Source: Web Content Accessibility Guidelines
web development
Web development is the work involved in developing a website for the internet (i.e., the World Wide Web) or an intranet (a private network). Web development can range from developing a simple single static page of plain text to complex web applications, electronic businesses, and social network services.
Source: Web development
Web Sustainability Guidelines (WSG)
Web Sustainability Guidelines (WSG) 1.0 covers a wide range of recommendations for making websites and products more sustainable.
Following these guidelines which utilize environment, social, and governance (ESG) principles throughout the decision-making processes, you can minimize your environmental impact through a mixture of user-centered design, performant web development, renewable infrastructure, sustainable business strategy, and (with metrics) various combinations of those mentioned.
Source: Web Sustainability Guidelines (WSG) 1.0
web template system
A web template system in web publishing allows web designers and developers work with web templates to automatically generate custom web pages, such as the results from a search.
This reuses static web page elements while defining dynamic elements based on web request parameters. Web templates support static content, providing basic structure and appearance. Developers can implement templates from content management systems, web application frameworks, and HTML editors.
Source: Web template system
The Web Hypertext Application Technology Working Group (WHATWG) is a community of people interested in evolving HTML and related technologies. The WHATWG was founded by individuals from Apple Inc., the Mozilla Foundation, and Opera Software — leading Web browser vendors — in 2004.

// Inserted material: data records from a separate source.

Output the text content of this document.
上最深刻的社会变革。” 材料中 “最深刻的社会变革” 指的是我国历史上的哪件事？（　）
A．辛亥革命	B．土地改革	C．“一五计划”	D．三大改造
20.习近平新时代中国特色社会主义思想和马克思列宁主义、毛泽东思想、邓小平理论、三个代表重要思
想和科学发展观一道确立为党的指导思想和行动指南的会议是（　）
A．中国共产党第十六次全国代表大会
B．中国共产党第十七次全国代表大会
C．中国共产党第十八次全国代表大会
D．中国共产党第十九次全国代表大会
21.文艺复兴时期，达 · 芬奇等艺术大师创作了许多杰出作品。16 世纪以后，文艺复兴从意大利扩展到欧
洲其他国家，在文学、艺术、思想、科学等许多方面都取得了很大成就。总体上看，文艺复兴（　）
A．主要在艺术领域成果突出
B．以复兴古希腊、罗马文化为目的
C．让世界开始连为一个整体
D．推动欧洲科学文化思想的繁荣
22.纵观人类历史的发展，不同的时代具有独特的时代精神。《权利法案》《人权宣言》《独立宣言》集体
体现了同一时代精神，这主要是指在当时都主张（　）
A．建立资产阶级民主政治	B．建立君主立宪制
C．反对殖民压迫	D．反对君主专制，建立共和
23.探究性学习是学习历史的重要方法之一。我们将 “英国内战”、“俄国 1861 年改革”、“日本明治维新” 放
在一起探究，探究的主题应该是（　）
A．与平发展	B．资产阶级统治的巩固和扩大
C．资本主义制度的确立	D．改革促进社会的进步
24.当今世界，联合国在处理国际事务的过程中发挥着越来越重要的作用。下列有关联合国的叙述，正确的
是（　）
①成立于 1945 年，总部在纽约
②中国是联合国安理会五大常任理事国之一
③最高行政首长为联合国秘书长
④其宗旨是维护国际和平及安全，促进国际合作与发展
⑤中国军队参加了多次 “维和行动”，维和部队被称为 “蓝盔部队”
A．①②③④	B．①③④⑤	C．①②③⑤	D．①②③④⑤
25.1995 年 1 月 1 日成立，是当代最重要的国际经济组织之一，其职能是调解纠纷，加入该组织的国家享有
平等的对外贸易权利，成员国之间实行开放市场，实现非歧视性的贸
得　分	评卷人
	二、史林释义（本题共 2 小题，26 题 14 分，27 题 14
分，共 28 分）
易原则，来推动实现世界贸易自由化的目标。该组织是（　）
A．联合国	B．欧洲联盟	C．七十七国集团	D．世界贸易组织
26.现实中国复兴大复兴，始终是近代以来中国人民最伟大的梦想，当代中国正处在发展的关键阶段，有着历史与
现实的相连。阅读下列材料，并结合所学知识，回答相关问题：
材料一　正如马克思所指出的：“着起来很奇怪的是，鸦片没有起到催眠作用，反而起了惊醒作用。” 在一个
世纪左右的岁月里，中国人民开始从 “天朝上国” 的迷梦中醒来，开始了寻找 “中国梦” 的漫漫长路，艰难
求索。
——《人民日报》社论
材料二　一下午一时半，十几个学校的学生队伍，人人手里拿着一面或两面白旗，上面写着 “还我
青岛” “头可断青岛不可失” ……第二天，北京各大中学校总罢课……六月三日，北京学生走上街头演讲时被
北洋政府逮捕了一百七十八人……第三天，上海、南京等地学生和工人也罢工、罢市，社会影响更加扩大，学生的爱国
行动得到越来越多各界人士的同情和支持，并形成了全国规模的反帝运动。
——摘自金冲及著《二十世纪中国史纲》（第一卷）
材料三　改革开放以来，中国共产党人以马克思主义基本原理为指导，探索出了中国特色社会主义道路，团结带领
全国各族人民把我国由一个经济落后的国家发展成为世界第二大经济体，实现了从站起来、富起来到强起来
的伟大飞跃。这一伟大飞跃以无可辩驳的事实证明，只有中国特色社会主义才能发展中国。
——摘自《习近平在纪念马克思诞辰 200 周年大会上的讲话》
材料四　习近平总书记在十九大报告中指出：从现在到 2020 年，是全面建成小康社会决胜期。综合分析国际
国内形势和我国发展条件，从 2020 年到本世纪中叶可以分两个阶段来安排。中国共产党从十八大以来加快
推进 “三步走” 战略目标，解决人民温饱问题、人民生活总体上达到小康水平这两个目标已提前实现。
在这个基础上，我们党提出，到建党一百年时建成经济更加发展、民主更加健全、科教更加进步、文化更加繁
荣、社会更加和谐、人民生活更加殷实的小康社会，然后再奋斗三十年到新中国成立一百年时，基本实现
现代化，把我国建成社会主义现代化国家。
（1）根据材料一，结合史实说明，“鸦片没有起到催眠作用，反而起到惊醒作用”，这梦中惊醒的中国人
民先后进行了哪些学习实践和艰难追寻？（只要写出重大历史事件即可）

WHATWG is responsible for maintaining multiple web-related technical standards, including the specifications for the HyperText Markup Language (HTML) and the Document Object Model (DOM).
Source: WHATWG
A website wireframe, also known as a page schematic or screen blueprint, is a visual guide that represents the skeletal framework of a website.
The term wireframe is taken from other fields that use a skeletal framework to represent three-dimensional shape and volume.
Source: Website wireframe
A workaround offers a temporary solutions so that developers can focus on other (more important) tasks.
The developers must ensure that appropriate effort is undertaken to identify the problem and determine the effectiveness of the workaround at a later stage.
The problem associated with workarounds is when they are not flexible enough to meet future demands and pressures. There is a fine line between a workaround to meet a deadline, and taking shortcuts on code quality.
Many developers would argue that workarounds are really just an excuse for improper business goals and fast-tracked development schedules and could be avoided if there were proper planning.
Guess which side Craft Code takes.
Source: Workaround
World Wide Web Consortium (W3C)
The World Wide Web Consortium (W3C) is the main international standards organization for the World Wide Web.
Founded in 1994 and led by Tim Berners-Lee, the consortium is made up of member organizations that maintain full-time staff working together in the development of standards for the World Wide Web.
W3C also engages in education and outreach, develops software, and serves as an open forum for discussion about the Web.
Source: World Wide Web Consortium
World Wide Web (WWW)
The World Wide Web — commonly referred to as WWW, W3, or the Web — is a system of interconnected public webpages accessible through the internet. The Web is not the same as the internet: the Web is one of many applications built on top of the internet.